A study by Aarti Rele and R.B. Mohile sought to compare the effects of different oils on the prevention of hair damage due to protein loss, specifically mineral oil, sunflower oil and coconut oil. Coconut oil is a triglyceride of lauric acid (a principal fatty acid) that has a low molecular weight and straight linear chain, which gives it the ability to penetrate the hair shaft (1). This is unlike mineral oil, which is a hydrocarbon and cannot penetrate; sunflower oil is also a triglyceride of lauric acid, but it has a bulky structure that is not as conducive to penetration and absorption (1).
The study tested multiple types of 25-cm long hair strands (straight, curly, wavy, permed) of varying degrees of damage by boiling, bleaching and UV-treating all hair samples and then treating the samples with the three oils. While all three oils protected the hair, according to the study’s data, coconut’s ability to penetrate into the hair cuticle made it the best at protecting damaged hair (1).

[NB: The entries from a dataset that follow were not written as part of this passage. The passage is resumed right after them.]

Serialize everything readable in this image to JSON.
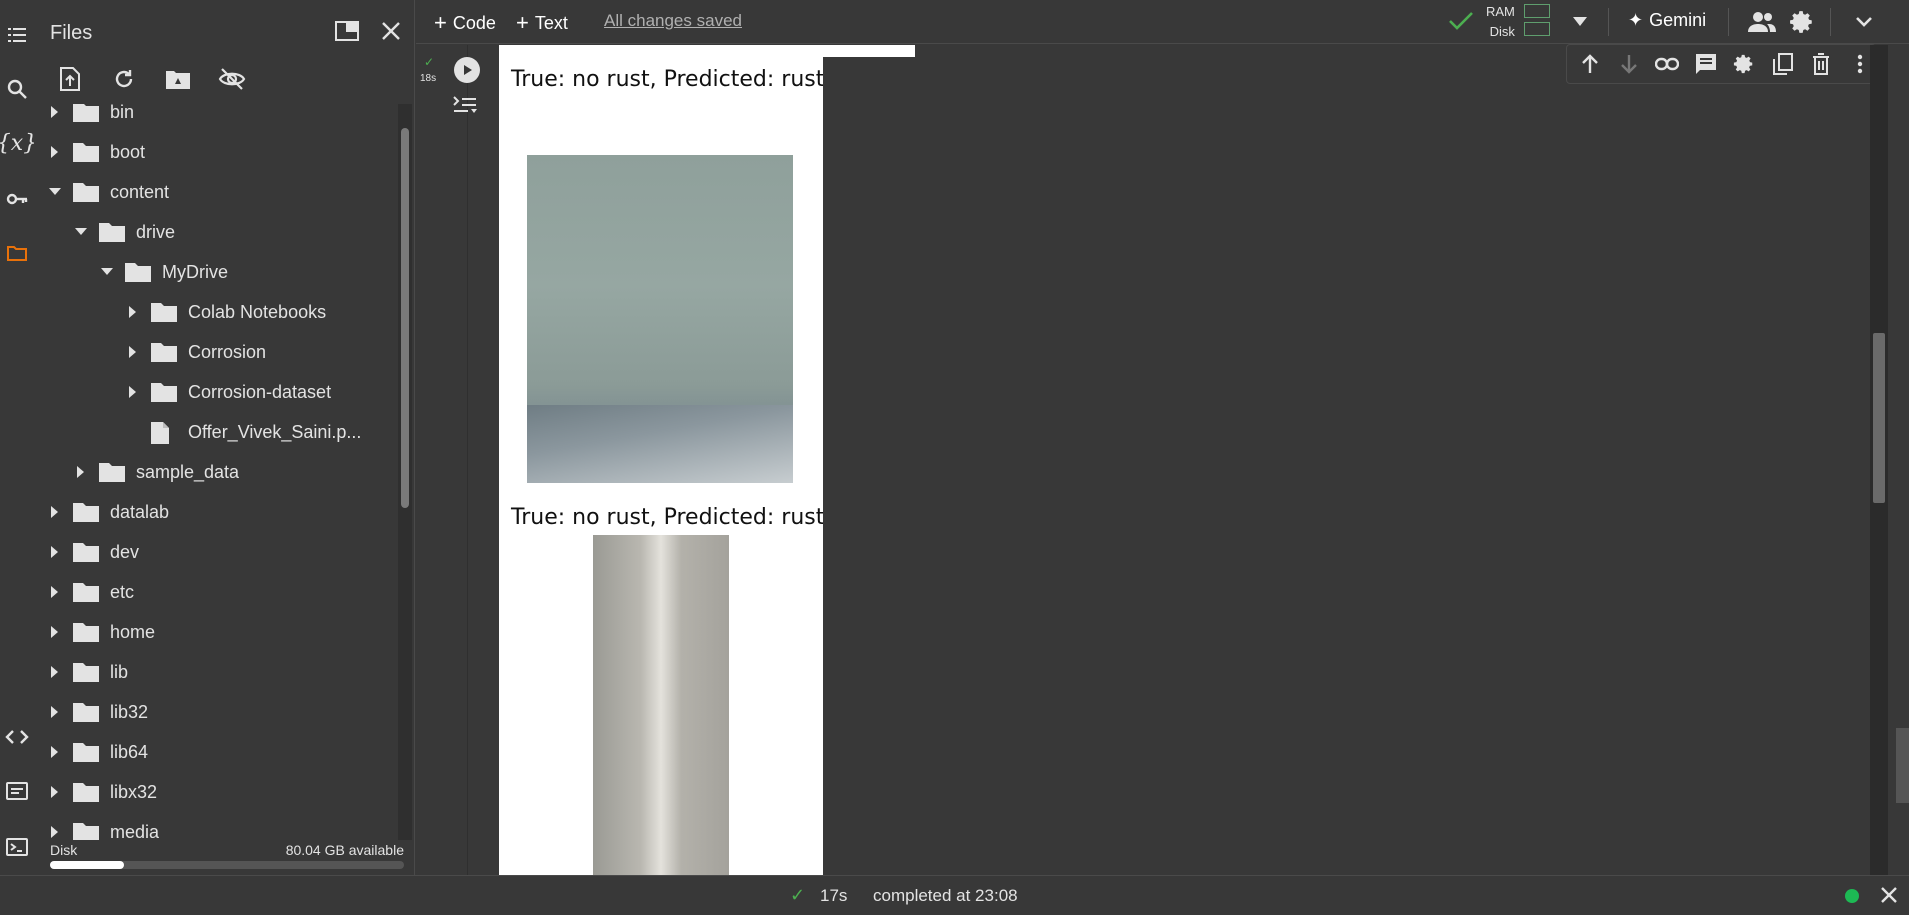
{
  "files_panel": {
    "title": "Files",
    "toolbar": [
      "upload-icon",
      "refresh-icon",
      "drive-folder-icon",
      "hide-icon"
    ],
    "tree": [
      {
        "label": "bin",
        "depth": 0,
        "type": "folder",
        "state": "collapsed"
      },
      {
        "label": "boot",
        "depth": 0,
        "type": "folder",
        "state": "collapsed"
      },
      {
        "label": "content",
        "depth": 0,
        "type": "folder",
        "state": "expanded"
      },
      {
        "label": "drive",
        "depth": 1,
        "type": "folder",
        "state": "expanded"
      },
      {
        "label": "MyDrive",
        "depth": 2,
        "type": "folder",
        "state": "expanded"
      },
      {
        "label": "Colab Notebooks",
        "depth": 3,
        "type": "folder",
        "state": "collapsed"
      },
      {
        "label": "Corrosion",
        "depth": 3,
        "type": "folder",
        "state": "collapsed"
      },
      {
        "label": "Corrosion-dataset",
        "depth": 3,
        "type": "folder",
        "state": "collapsed"
      },
      {
        "label": "Offer_Vivek_Saini.p...",
        "depth": 3,
        "type": "file",
        "state": "none"
      },
      {
        "label": "sample_data",
        "depth": 1,
        "type": "folder",
        "state": "collapsed"
      },
      {
        "label": "datalab",
        "depth": 0,
        "type": "folder",
        "state": "collapsed"
      },
      {
        "label": "dev",
        "depth": 0,
        "type": "folder",
        "state": "collapsed"
      },
      {
        "label": "etc",
        "depth": 0,
        "type": "folder",
        "state": "collapsed"
      },
      {
        "label": "home",
        "depth": 0,
        "type": "folder",
        "state": "collapsed"
      },
      {
        "label": "lib",
        "depth": 0,
        "type": "folder",
        "state": "collapsed"
      },
      {
        "label": "lib32",
        "depth": 0,
        "type": "folder",
        "state": "collapsed"
      },
      {
        "label": "lib64",
        "depth": 0,
        "type": "folder",
        "state": "collapsed"
      },
      {
        "label": "libx32",
        "depth": 0,
        "type": "folder",
        "state": "collapsed"
      },
      {
        "label": "media",
        "depth": 0,
        "type": "folder",
        "state": "collapsed"
      }
    ],
    "disk_label": "Disk",
    "disk_available": "80.04 GB available",
    "disk_used_fraction": 0.21
  },
  "topbar": {
    "code_label": "Code",
    "text_label": "Text",
    "saved_status": "All changes saved",
    "ram_label": "RAM",
    "disk_label": "Disk",
    "gemini_label": "Gemini"
  },
  "cell": {
    "exec_time": "18s",
    "outputs": [
      {
        "caption": "True: no rust, Predicted: rust"
      },
      {
        "caption": "True: no rust, Predicted: rust"
      }
    ]
  },
  "status_bar": {
    "duration": "17s",
    "completed": "completed at 23:08"
  },
  "colors": {
    "background": "#383838",
    "accent_orange": "#e8710a",
    "status_green": "#1db954",
    "check_green": "#4caf50"
  }
}
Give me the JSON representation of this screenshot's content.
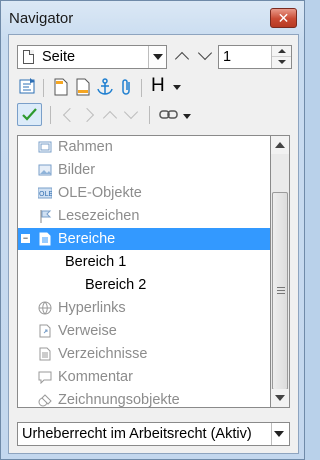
{
  "window": {
    "title": "Navigator",
    "close_glyph": "✕"
  },
  "toolbar": {
    "category": "Seite",
    "page_number": "1",
    "heading_label": "H"
  },
  "tree": {
    "items": [
      {
        "label": "Rahmen",
        "icon": "frame-icon"
      },
      {
        "label": "Bilder",
        "icon": "image-icon"
      },
      {
        "label": "OLE-Objekte",
        "icon": "ole-icon"
      },
      {
        "label": "Lesezeichen",
        "icon": "bookmark-icon"
      },
      {
        "label": "Bereiche",
        "icon": "section-icon",
        "expanded": true,
        "selected": true
      },
      {
        "label": "Bereich 1",
        "icon": ""
      },
      {
        "label": "Bereich 2",
        "icon": ""
      },
      {
        "label": "Hyperlinks",
        "icon": "hyperlink-icon"
      },
      {
        "label": "Verweise",
        "icon": "reference-icon"
      },
      {
        "label": "Verzeichnisse",
        "icon": "index-icon"
      },
      {
        "label": "Kommentar",
        "icon": "comment-icon"
      },
      {
        "label": "Zeichnungsobjekte",
        "icon": "drawing-icon"
      }
    ],
    "expand_glyph": "−"
  },
  "document_select": {
    "value": "Urheberrecht im Arbeitsrecht (Aktiv)"
  },
  "colors": {
    "selection": "#3399ff",
    "check": "#2e9a2e",
    "anchor": "#1f7fd0"
  }
}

What makes many types of oils so popular is that they support shiny, healthy-looking hair without greasiness or stickiness. These include argan, lemon, lavender and rose geranium. It should be noted, though, that some oils like coconut oil may have a strong smell and a level of greasiness not found in other oils (1). Meanwhile, some oils are too astringent for some without mixing with a shampoo (like tea tree oil for dandruff care). Customers wanting to take advantage of these oils may want to consider a finished product that also incorporates other beneficial ingredients rather than just the oil itself.
Besides oils, customers can find help in their shampoo. Shampoos for supporting fuller hair may incorporate rosemary and ginger (known for benefiting growth) or horsetail, sage or silica (which may help to thicken the hair).

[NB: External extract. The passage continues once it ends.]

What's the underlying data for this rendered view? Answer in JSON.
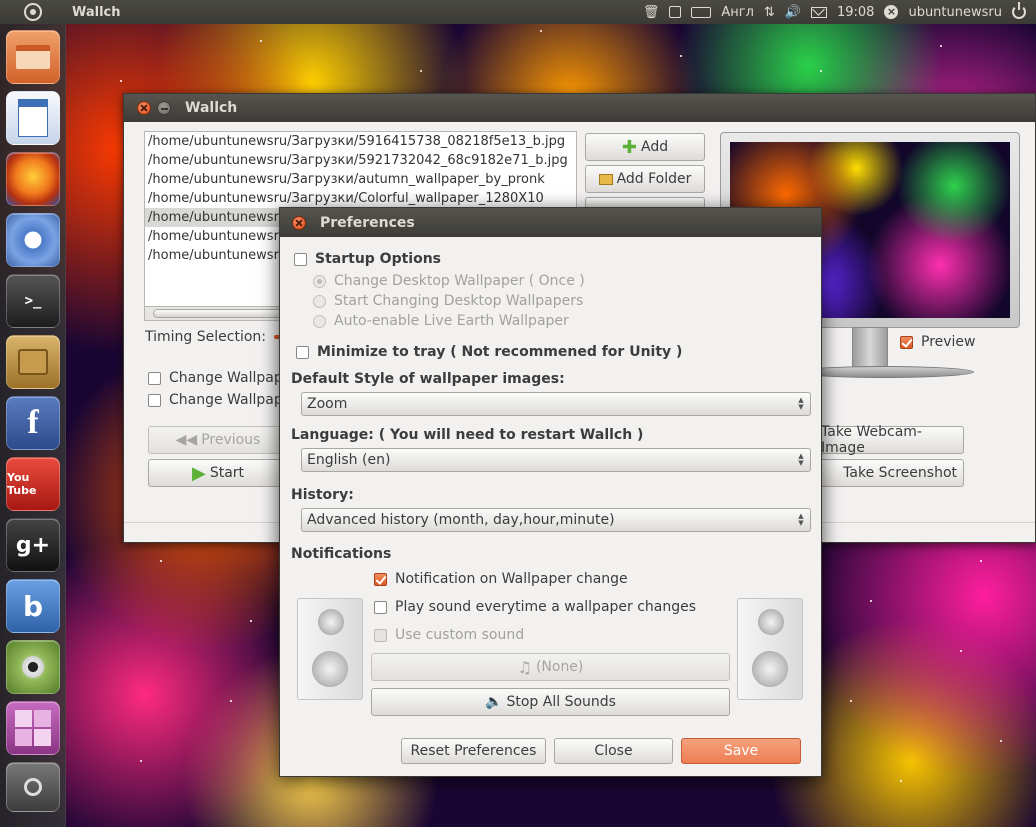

Many natural haircare companies are also adding biotin to their formulas. Biotin is also known as vitamin H, a B-complex vitamin, that helps metabolize food as well as helping the nervous system. B-complex vitamins in general are known for their possible healthy skin, hair and nail supporting qualities. Although rare, a biotin deficiency can result in hair loss (2). Biotin can be found in a variety of foods (cooked eggs, nuts, legumes and mushrooms for example), but direct customers to biotin shampoo for easy access.
According to the European Food Safety Authority, which did an extensive study on all aspects of biotin, the vitamin can contribute to limiting hair loss and stimulate hair re-growth as well as aid in the care of normal hair (3), therefore benefiting any customer looking to add something new to their haircare routine.
Brush Up on Brushes
Changing up a simple part of the haircare regimen could be all it takes to improve the quality of your customers’ hair. Aggressive brushing breaks brittle hair cuticles, as well as aggravates the follicles and scalp from hair being ripped away. Stock your haircare section with a wide variety of brushes and combs and advise your hair-concerned customers to choose softer bristled brushes with wider spread teeth to help ensure less tangles and pull. For those with damaged hair, products containing wheat, silk and soy proteins may also help rejuvenate dull, dry or damaged hair.
Overall, advise your customers to be gentle to their follicles. If not, well, you know what they say: hair today, gone tomorrow. WF
1. A.S. Rele and R.B. Mohile, “Effect of Mineral Oil, Sunflower Oil, and Coconut Oil on Prevention of Hair Damage,” J. Cosmet. Sci. 54, 175–192 (March/April 2003), http://journal.scconline.org/pdf/cc2003/cc054n02/p00175-p00192.pdf.
2. University of Maryland Medical Center, “Vitamin H (Biotin),” www.umm.edu/altmed/articles/vitamin-h-000342.htm.
3. EFSA Panel on Dietetic Products, Nutrition and Allergies (NDA), “Biotin Related Health Claims,” EFSA Journal 2009; 7(9):1209, www.efsa.europa.eu/en/scdocs/doc/1209.pdf.